Tous les grands fleuves qui drainent la Sibérie – l’Ob, l’Ienisseï ou la Lena – coulent vers le nord, ce qui permettra d’exporter les grains par la voie maritime de l’Arctique qui sera pratiquement ouverte toute l’année, avec la fonte des glaces. De nouvelles infrastructures portuaires devront y être édifiées. Le changement climatique a déjà commencé à modifier les paysages de Sibérie. En avril 2017, la Russie a livré à la Chine son premier train de blé récolté dans la région de Krasnoïarsk.

Qui finance tout cela ?

L’État est le principal financeur grâce à la vente de gaz, de pétrole et de métaux. La Russie est un pays de rente : le cœur de ses recettes est la vente de ses ressources. Et la production agricole en fait partie. L’exploitation des plaines sibériennes serait réalisée par des compagnies agro-industrielles. De grandes firmes de matériel agricole ou de l’agrochimie, comme John Deere ou Dow, sont déjà installées sur ce marché en croissance.

Quelle est la politique russe en matière agricole ?

La croissance de la production agricole russe est liée aux crises successives que ce pays a traversées. Le premier développement a été réalisé suite à la crise financière asiatique de 1998, qui a rendu impossible les importations alimentaires suite à une dévaluation brutale du rouble. Les importateurs ont alors mis la main sur les anciennes installations avicoles et les exploitations céréalières. Avec le concours des grandes entreprises occidentales de l’agrofourniture, ils ont fait un saut technologique pour augmenter la productivité.
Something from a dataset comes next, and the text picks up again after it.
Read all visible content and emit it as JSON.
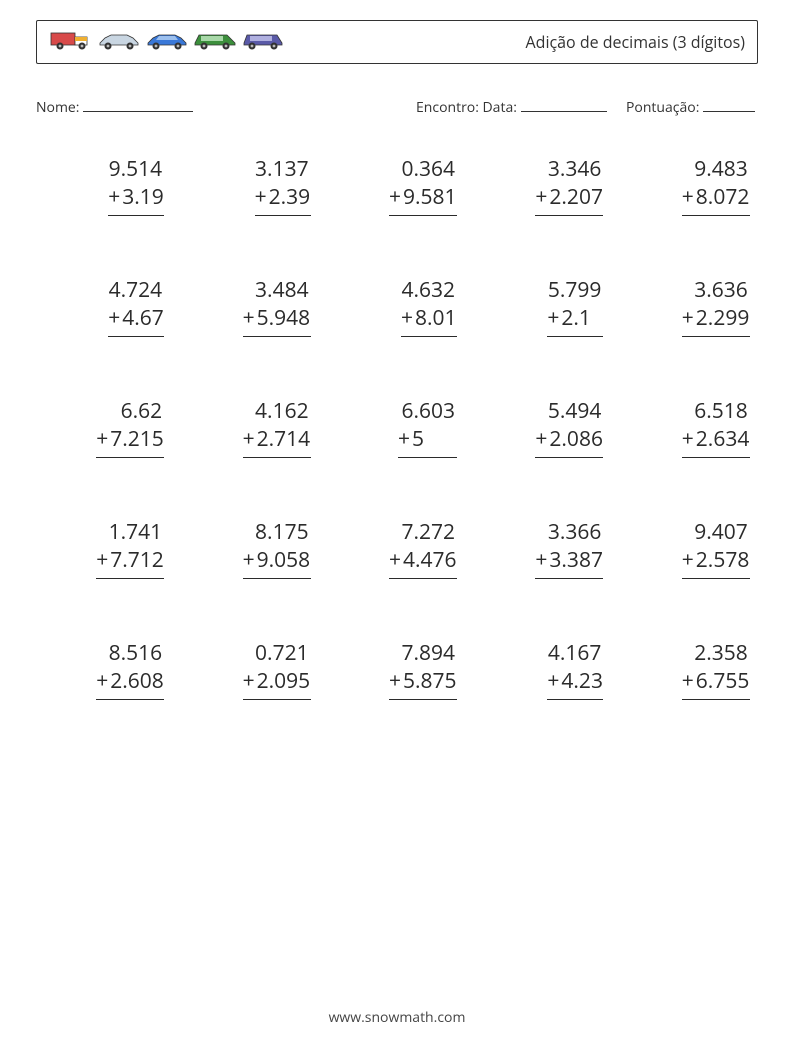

Ensuite, la crise financière de 2008, et surtout la crise ukrainienne de 2014, ont poussé la Russie à développer son appareil de production. La rente pétrolière a permis d’investir dans les entreprises, les technologies, les semences et le matériel. Le retour de la fierté russe a contribué à encourager les initiatives économiques. Les Russes pensent qu’ils peuvent devenir un très grand fournisseur de matières agricoles. Ils sont devenus le premier exportateur mondial de blé, alors qu’ils étaient importateurs nets, et ils sont en train de devenir exportateurs de viande de volaille.

Quel est le niveau de rentabilité du blé russe ?
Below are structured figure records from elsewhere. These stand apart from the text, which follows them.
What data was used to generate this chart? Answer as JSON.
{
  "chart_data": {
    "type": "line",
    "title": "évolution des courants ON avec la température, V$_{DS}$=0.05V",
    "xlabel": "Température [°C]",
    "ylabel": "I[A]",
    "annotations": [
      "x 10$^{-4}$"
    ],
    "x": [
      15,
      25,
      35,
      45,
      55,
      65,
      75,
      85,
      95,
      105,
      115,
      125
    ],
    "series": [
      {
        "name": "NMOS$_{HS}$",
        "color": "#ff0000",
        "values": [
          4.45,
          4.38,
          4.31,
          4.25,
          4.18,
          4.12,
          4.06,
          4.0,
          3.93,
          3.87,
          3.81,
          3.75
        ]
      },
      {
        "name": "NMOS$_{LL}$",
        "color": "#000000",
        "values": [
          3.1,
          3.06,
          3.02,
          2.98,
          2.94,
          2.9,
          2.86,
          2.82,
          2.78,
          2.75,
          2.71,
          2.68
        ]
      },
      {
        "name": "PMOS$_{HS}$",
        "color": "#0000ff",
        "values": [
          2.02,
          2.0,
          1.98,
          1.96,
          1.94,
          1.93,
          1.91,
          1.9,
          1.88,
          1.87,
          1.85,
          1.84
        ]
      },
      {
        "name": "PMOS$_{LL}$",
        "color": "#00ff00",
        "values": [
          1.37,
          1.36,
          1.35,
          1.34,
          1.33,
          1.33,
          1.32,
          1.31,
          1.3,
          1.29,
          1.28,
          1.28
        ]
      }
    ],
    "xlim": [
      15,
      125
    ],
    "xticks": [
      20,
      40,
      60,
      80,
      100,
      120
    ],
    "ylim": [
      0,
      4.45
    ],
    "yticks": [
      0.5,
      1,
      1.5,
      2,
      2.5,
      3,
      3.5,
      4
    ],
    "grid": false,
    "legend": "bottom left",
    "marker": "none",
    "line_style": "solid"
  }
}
Aujourd’hui, produire 1 tonne de blé en Russie coûte 80 $, alors que le cours mondial avoisine les 240 à 250 $/t. Malgré le coût des intermédiaires et du transport, les producteurs russes dégagent donc une valeur ajoutée très importante qui permet de financer le développement agricole.

Cette compétitivité s’explique-t-elle par la structure des exploitations ?
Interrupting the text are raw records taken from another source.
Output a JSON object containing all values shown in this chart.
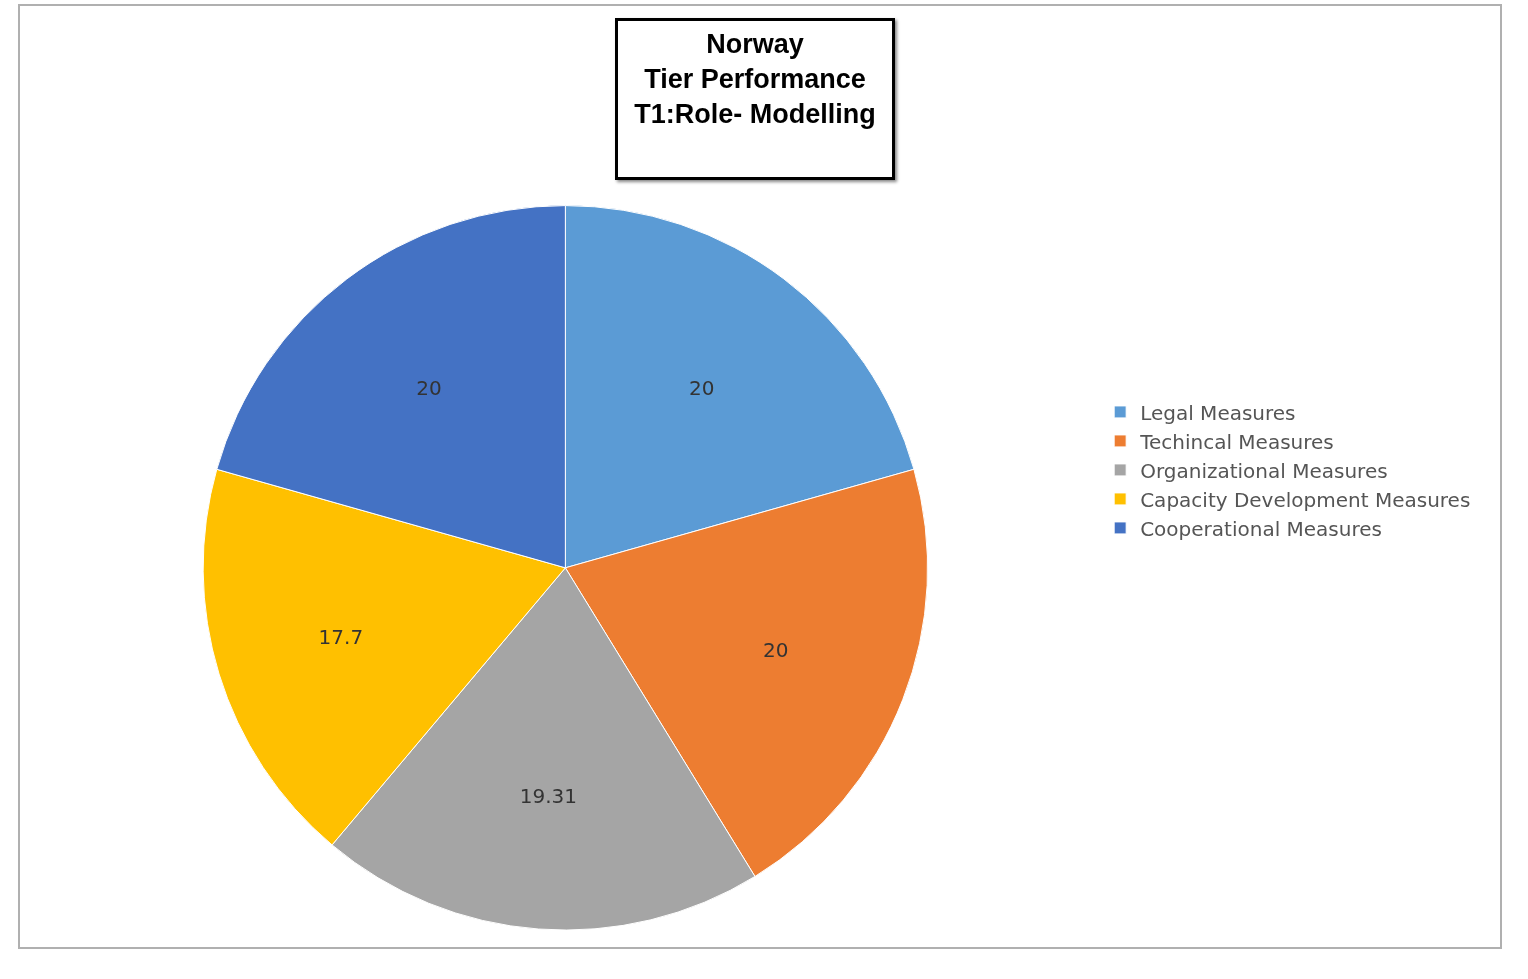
{
  "chart_data": {
    "type": "pie",
    "title": "Norway\nTier Performance\nT1:Role- Modelling",
    "categories": [
      "Legal Measures",
      "Techincal Measures",
      "Organizational Measures",
      "Capacity Development Measures",
      "Cooperational Measures"
    ],
    "values": [
      20,
      20,
      19.31,
      17.7,
      20
    ],
    "colors": [
      "#5b9bd5",
      "#ed7d31",
      "#a5a5a5",
      "#ffc000",
      "#4472c4"
    ],
    "data_labels": true,
    "legend": "right"
  }
}
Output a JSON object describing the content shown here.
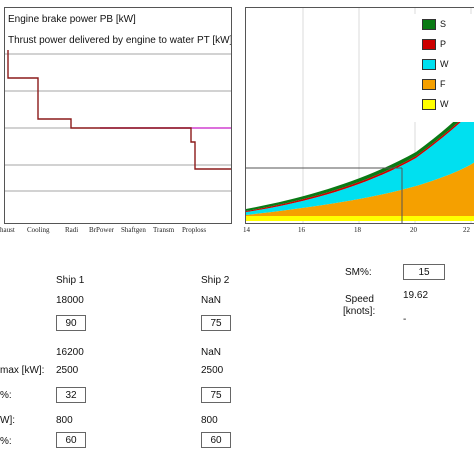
{
  "left_chart": {
    "legend": [
      "Engine brake power PB [kW]",
      "Thrust power delivered by engine to water PT [kW]"
    ],
    "categories": [
      "haust",
      "Cooling",
      "Radi",
      "BrPower",
      "Shaftgen",
      "Transm",
      "Proploss"
    ]
  },
  "right_chart": {
    "x_ticks": [
      "14",
      "16",
      "18",
      "20",
      "22"
    ],
    "legend": [
      {
        "label": "S",
        "color": "#0a7a14"
      },
      {
        "label": "P",
        "color": "#cc0000"
      },
      {
        "label": "W",
        "color": "#00e0f0"
      },
      {
        "label": "F",
        "color": "#f5a000"
      },
      {
        "label": "W",
        "color": "#ffff00"
      }
    ]
  },
  "form": {
    "ship1_header": "Ship 1",
    "ship2_header": "Ship 2",
    "sm_label": "SM%:",
    "sm_value": "15",
    "speed_label_1": "Speed",
    "speed_label_2": "[knots]:",
    "speed_value": "19.62",
    "dash": "-",
    "rows": [
      {
        "label": "",
        "ship1": "18000",
        "ship2": "NaN"
      },
      {
        "label": "",
        "ship1": "90",
        "ship2": "75"
      },
      {
        "label": "",
        "ship1": "16200",
        "ship2": "NaN"
      },
      {
        "label": "max [kW]:",
        "ship1": "2500",
        "ship2": "2500"
      },
      {
        "label": "%:",
        "ship1": "32",
        "ship2": "75"
      },
      {
        "label": "W]:",
        "ship1": "800",
        "ship2": "800"
      },
      {
        "label": "%:",
        "ship1": "60",
        "ship2": "60"
      }
    ]
  }
}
Oui, les structures ont beaucoup changé : le kolkhoze moyen de l’époque soviétique avait une superficie de 3 000 ha. Aujourd’hui, les groupes industriels gèrent 50, 100 ou 200 000 ha. Il y a quelques exploitations moyennes de 2 ou 3 000 ha et des coopératives fonctionnent, mais ce n’est pas le modèle de développement prédominant.

Les industriels du sucre déjà installés en Russie préfèrent-ils travailler avec des agriculteurs ou intégrer une partie de la production ?

Ils font les deux. Par exemple, la société Sucden intègre toutes les étapes du processus de production pour sécuriser son approvisionnement. Sucden est producteur de betteraves pour une part significative de sa capacité industrielle et il est négociant en sucre. Cette organisation n’est pas propre au sucre : Bonduelle a le même modèle ; il n’a pas adopté le système de contractualisation avec des agriculteurs comme en France.

Cultivera-t-on de la betterave en Sibérie ?

Je ne le pense pas. L’industrie du sucre est une activité hautement capitalistique dans un contexte mondial difficile. L’Union soviétique avait basé sa production de sucre dans le nord Caucase et surtout en Ukraine. Aujourd’hui, je ne sens pas un grand intérêt des groupes russes pour se positionner sur le sucre. Ils préfèrent investir sur des secteurs dont la période d’amortissement est plus courte, comme dans l’industrie de la volaille ou du porc.